Last week during my Current Issues in Business, Culture, and Society class, a very interesting speaker came in to give a talk. Randolf Arriola, a Singaporean musician spoke to our class about the importance of creativity.Randolf is known for his experimentation with loops music. He plays with a guitar and attached is a machine that can record the music the guitar plays and then play it back through the sound system. Randolf layers sounds on top of each other so that it comes together to create the illusion of a one-man band. It was an extraordinary thing to see him play. You can watch one of his recordings here: http://www.youtube.com/watch?v=QJvTT-x8ZAI
After his performance of a few songs, he explained why he thought creativity is lacking in Singapore. Randolf argued that creativity is lacking in Singapore’s society and economy because the culture was first built on effectiveness. Singapore is still a young country (only 50 years old!) and for it to become of the best cities in the world to live in (in terms of safety, health insurance, economy), the culture was geared towards effectiveness rather than creativity. Singapore is a city of rules. Or should I say, a city of fines. People like to stick to the familiar instead of risk-taking (Singaporeans are pretty high on the risk-aversion scale). The arts are considered inferior compared to science and math and people are encouraged to stick to a structure in the workplace (things that a local student told me about). Randolf also argued that in order for Singapore to compete in the 21st century, it would have to become a more creative and innovative society.

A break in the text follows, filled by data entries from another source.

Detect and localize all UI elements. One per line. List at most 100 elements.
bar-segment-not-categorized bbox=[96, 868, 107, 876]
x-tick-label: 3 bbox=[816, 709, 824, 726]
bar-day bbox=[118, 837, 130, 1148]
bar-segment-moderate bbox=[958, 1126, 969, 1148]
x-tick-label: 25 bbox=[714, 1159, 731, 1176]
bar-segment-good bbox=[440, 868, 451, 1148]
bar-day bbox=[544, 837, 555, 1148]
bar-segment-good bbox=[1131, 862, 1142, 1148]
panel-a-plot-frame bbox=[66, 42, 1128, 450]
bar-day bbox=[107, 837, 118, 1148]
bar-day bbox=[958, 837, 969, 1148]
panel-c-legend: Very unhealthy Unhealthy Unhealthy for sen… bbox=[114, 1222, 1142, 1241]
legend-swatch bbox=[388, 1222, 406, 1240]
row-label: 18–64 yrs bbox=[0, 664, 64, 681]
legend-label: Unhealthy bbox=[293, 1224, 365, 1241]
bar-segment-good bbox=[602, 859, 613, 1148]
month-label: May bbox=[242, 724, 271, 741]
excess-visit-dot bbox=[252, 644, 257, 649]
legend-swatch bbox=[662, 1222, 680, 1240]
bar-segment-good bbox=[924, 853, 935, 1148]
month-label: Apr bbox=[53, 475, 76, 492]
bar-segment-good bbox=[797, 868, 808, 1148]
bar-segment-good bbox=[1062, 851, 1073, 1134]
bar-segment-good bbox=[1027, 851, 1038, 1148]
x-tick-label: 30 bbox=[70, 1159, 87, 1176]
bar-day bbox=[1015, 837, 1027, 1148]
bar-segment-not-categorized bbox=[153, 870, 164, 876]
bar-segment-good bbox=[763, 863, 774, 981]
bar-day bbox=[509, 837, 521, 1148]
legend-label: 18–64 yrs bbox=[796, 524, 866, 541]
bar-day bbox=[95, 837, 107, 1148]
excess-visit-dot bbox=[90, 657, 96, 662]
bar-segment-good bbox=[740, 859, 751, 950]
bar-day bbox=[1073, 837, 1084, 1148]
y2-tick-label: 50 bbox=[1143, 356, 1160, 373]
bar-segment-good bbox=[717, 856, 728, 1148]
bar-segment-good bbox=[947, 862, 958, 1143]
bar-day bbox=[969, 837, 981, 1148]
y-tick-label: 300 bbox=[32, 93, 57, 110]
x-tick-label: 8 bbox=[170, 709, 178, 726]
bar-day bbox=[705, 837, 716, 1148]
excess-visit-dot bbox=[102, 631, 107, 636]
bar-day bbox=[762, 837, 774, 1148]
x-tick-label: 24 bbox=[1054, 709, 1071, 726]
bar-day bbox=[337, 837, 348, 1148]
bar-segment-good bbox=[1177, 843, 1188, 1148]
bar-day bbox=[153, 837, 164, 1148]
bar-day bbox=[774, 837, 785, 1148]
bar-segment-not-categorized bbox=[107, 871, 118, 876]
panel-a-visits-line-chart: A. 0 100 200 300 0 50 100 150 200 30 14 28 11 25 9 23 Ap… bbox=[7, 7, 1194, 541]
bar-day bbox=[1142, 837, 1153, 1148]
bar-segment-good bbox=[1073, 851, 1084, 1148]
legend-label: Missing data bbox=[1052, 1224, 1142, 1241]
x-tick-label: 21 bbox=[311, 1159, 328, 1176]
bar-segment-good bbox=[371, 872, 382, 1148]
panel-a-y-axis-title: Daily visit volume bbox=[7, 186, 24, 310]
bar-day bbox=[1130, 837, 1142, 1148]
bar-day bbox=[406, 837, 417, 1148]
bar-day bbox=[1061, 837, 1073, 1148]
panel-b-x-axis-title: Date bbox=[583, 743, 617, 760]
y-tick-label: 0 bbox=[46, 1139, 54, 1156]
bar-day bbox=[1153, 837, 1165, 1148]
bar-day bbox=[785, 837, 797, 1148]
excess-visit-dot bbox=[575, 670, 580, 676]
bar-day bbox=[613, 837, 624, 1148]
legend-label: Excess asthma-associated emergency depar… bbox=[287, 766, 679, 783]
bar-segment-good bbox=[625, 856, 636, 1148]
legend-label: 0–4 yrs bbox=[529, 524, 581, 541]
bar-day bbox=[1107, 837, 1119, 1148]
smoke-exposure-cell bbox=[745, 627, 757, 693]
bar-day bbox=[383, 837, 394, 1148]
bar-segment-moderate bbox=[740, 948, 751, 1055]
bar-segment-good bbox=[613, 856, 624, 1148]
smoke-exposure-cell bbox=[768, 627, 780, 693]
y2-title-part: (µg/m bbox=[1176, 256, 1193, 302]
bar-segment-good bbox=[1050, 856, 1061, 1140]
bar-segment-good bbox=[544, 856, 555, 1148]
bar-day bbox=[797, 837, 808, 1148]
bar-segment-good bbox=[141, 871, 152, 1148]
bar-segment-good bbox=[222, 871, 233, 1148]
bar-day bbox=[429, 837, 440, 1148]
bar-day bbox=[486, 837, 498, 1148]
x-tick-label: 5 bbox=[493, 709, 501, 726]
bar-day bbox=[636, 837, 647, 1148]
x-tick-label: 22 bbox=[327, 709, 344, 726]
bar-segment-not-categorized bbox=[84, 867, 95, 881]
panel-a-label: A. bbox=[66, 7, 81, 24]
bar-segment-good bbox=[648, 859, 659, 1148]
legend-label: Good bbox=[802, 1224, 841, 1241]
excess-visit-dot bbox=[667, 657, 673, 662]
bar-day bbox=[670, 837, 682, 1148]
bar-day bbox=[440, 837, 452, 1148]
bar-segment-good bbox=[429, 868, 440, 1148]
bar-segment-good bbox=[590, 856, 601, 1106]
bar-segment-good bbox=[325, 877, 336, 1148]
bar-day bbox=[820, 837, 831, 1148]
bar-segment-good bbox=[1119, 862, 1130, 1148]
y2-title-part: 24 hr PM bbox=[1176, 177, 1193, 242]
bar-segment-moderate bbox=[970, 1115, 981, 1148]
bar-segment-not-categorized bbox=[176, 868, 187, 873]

This is a big difference compared to the US, as Americans are supposed to be embedded with the spirit of entrepreneurship. Creativity and innovation is the backbone of American businesses and this talk made me more aware of it. To me, this always just seemed …obvious. As if creativity and innovation were fundamental parts of any country’s culture and society (which I now realize is not true).
It made me realize that working abroad could have a lot more implications than I originally thought, (I’m relating this to working abroad because it’s something I’ve thought about and is one of the reasons I wanted to go on exchange). Not only would you have to get used to the culture, you would also have to learn to adapt to a completely new work culture. My friend told me that Singaporean businesses like things to be done in a certain way and there’s very little freedom in how you complete your work because they are so focused on doing it the most efficient way possible. Compared to the US, I think people in the workplace are usually given more freedom, given that they get the results their boss wants.
This doesn’t discourage me from wanting to work abroad however, in fact it makes me even more curious.